Dans le singulier microcosme des accros aux paris sportifs, il y a parfois consensus. Beaucoup s’accordent par exemple à dire qu’on ne mise jamais sur son équipe de coeur. En Belgique, la règle voudrait surtout qu’on évite de parier trop souvent sur le Standard de Liège. Qu’on en soit fada ou non n’y changerait pas grand-chose. Insondable institution, « capable de perdre contre Zulte et de gagner avec handicap contre un bon Genk », selon ce suiveur assidu de Sclessin trop habitué à jeter son argent par les fenêtres dans le fond de ces instituts de paris déguisés en librairies qui repeuplent depuis près de dix ans le paysage commercial du plat pays, le Standard serait historiquement considéré par les bookmakers comme « un mauvais placement ». Parce qu’on présage rarement de ce qui se trame à l’intérieur d’un volcan.
Ici, il n’y a pas d’architecte ou de médecin. Notre base, elle est ouvrière. Sclessin, c’est 30.000 infirmiers, des gens qui vont au front. Qui ne s’économisent pas. » Mehdi Carcela
Même avec l’accent chantant d’ Igor De Camargo pour vous le faire comprendre, la pilule passe mal. « C’est un peu le problème du grand club qui ne gagne jamais », résume le Belgo-Brésilien qui a pourtant connu deux titres de champion de Belgique en rouche. « Pour moi, c’est de là que vient la situation volcanique du club. Tout y est en termes d’infrastructures pour que ça fonctionne, mais ça ne fonctionne plus. »
Quand un jouet est cassé, bien souvent, on le remplace. C’est plus compliqué avec les morceaux d’histoire. Et le Standard en est un. Ses dix titres de champion de Belgique, ses huit Coupes de Belgique et sa finale de Coupe d’Europe des Vainqueurs de Coupes en 1982 l’attestent. Yves Leterme aussi. « Moi, j’ai découvert le football avec le Standard, à une époque qui n’était pas facile au niveau socio-économique. Le début des années 1980 autour de Sclessin, c’est la morosité. C’est Cockerill Sambre, c’est l’effondrement du secteur de l’acier. Il y avait beaucoup de difficultés sociales. Institutionnellement, ce n’était pas évident non plus. Et au milieu de ça, il y avait le Standard. »
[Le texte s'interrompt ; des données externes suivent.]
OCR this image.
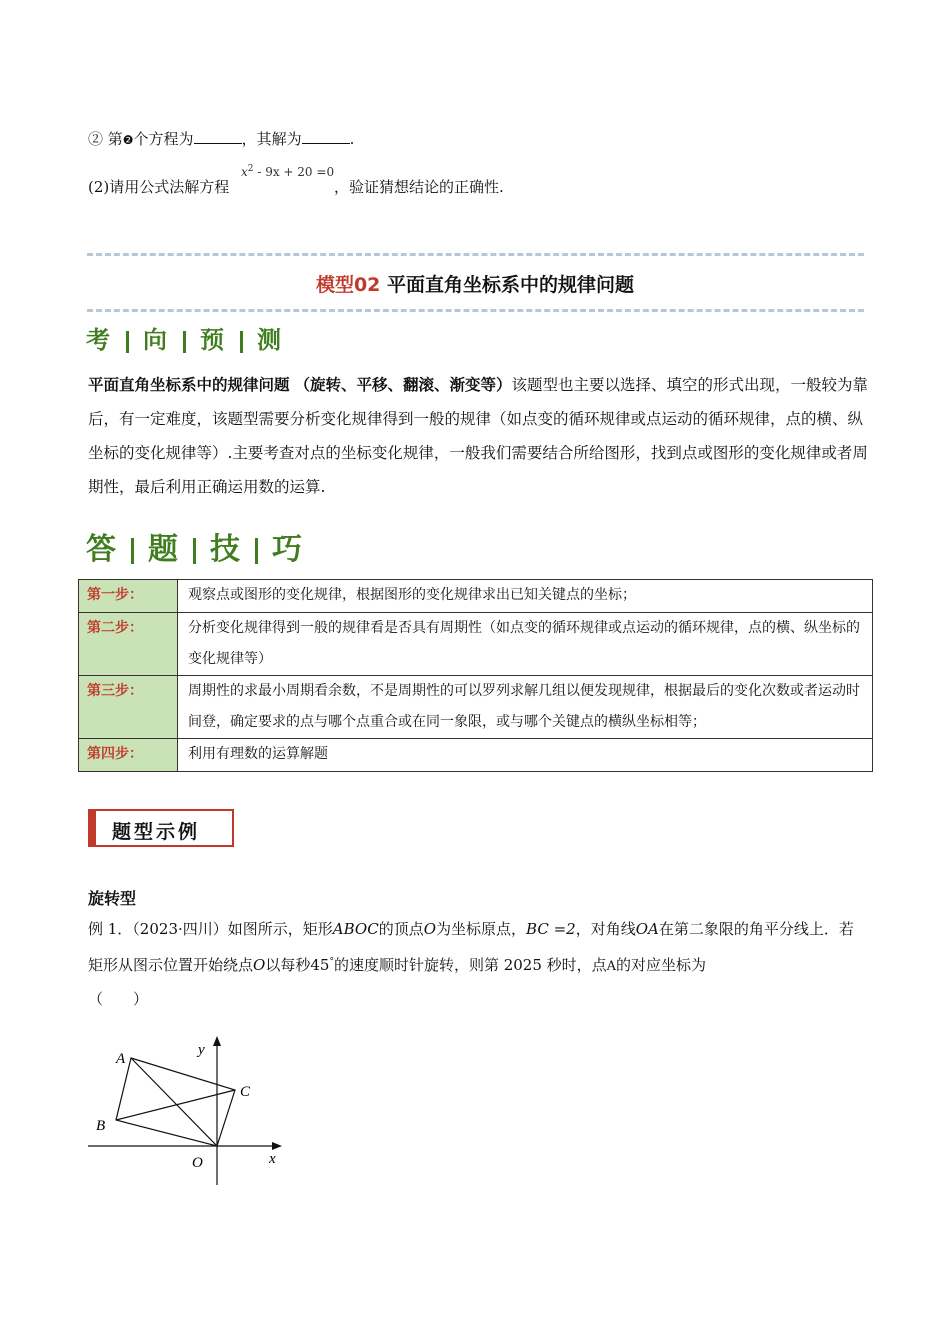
② 第❷个方程为	，其解为	.
(2)请用公式法解方程
$x^2 - 9x + 20 =0$
，验证猜想结论的正确性.
模型02 平面直角坐标系中的规律问题
考 向 预 测
平面直角坐标系中的规律问题 （旋转、平移、翻滚、渐变等）该题型也主要以选择、填空的形式出现，一般较为靠后，有一定难度，该题型需要分析变化规律得到一般的规律（如点变的循环规律或点运动的循环规律，点的横、纵坐标的变化规律等）.主要考查对点的坐标变化规律，一般我们需要结合所给图形，找到点或图形的变化规律或者周期性，最后利用正确运用数的运算.
答 题 技 巧
第一步：	观察点或图形的变化规律，根据图形的变化规律求出已知关键点的坐标；
第二步：	分析变化规律得到一般的规律看是否具有周期性（如点变的循环规律或点运动的循环规律，点的横、纵坐标的变化规律等）
第三步：	周期性的求最小周期看余数，不是周期性的可以罗列求解几组以便发现规律，根据最后的变化次数或者运动时间登，确定要求的点与哪个点重合或在同一象限，或与哪个关键点的横纵坐标相等；
第四步：	利用有理数的运算解题
题型示例
旋转型
例 1．（2023·四川）如图所示，矩形ABOC的顶点O为坐标原点，BC =2，对角线OA在第二象限的角平分线上．若矩形从图示位置开始绕点O以每秒45°的速度顺时针旋转，则第 2025 秒时，点A的对应坐标为
（　　）
y
x
A
B
C
O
L’artiste qui dépeint avec mélancolie la Belgique de ses vingt ans était un jeune supporter de foot avant d’être un Premier ministre rigolo. Né d’un père francophone, l’étudiant flamand de bonne famille se revendiquera pour toujours supporter des Principautaires. Moins opportuniste que d’autres politiques qui se rueront par la suite dans les travées de Sclessin à la fin des années 2000 pour y être vus, Yves Leterme n’en serait pas moins en réel décalage avec ce qui forge l’identité de son club de coeur selon Mehdi Carcela, l’homme aux 304 apparitions – record du club – en rouche. « Chaque équipe a ses valeurs, mais le public de Sclessin, ce ne sont normalement que des coeurs purs. Il n’y a rien de fabriqué ici, tout est vrai. Je n’ai jamais ressenti ça à Benfica ou à l’Olympiacos. Attention, ils sont aussi fous là-bas, mais c’est une autre émotion. Ici, dans les tribunes, il n’y a pas d’architecte ou de médecin. Si, bien sûr, peut-être l’un ou l’autre, mais notre base, elle est ouvrière. Sclessin, c’est 30.000 infirmiers, ce sont des gens qui vont au front, qui travaillent de nuit. Qui ne s’économisent pas. »
Ce qu’ Alexandre Grosjean, le directeur général actuel des Rouches décrit à la hâte comme « le côté un peu Che Guevara » du matricule 16. L’histoire ne dit pas si avant de mettre des doudounes sans manche, l’ancien de chez Proximus a un jour porté des t-shirts à la gloire du Che dans les cours de récrés, mais l’homme se dit aujourd’hui « fier de travailler dans un club ancré à gauche, qui se proclame anti-fasciste, qui a des valeurs ouvrières. Cela va vous paraître une évidence, mais je ne pourrais pas me retrouver dans un club avec des supporters qui se diraient d’extrême droite. »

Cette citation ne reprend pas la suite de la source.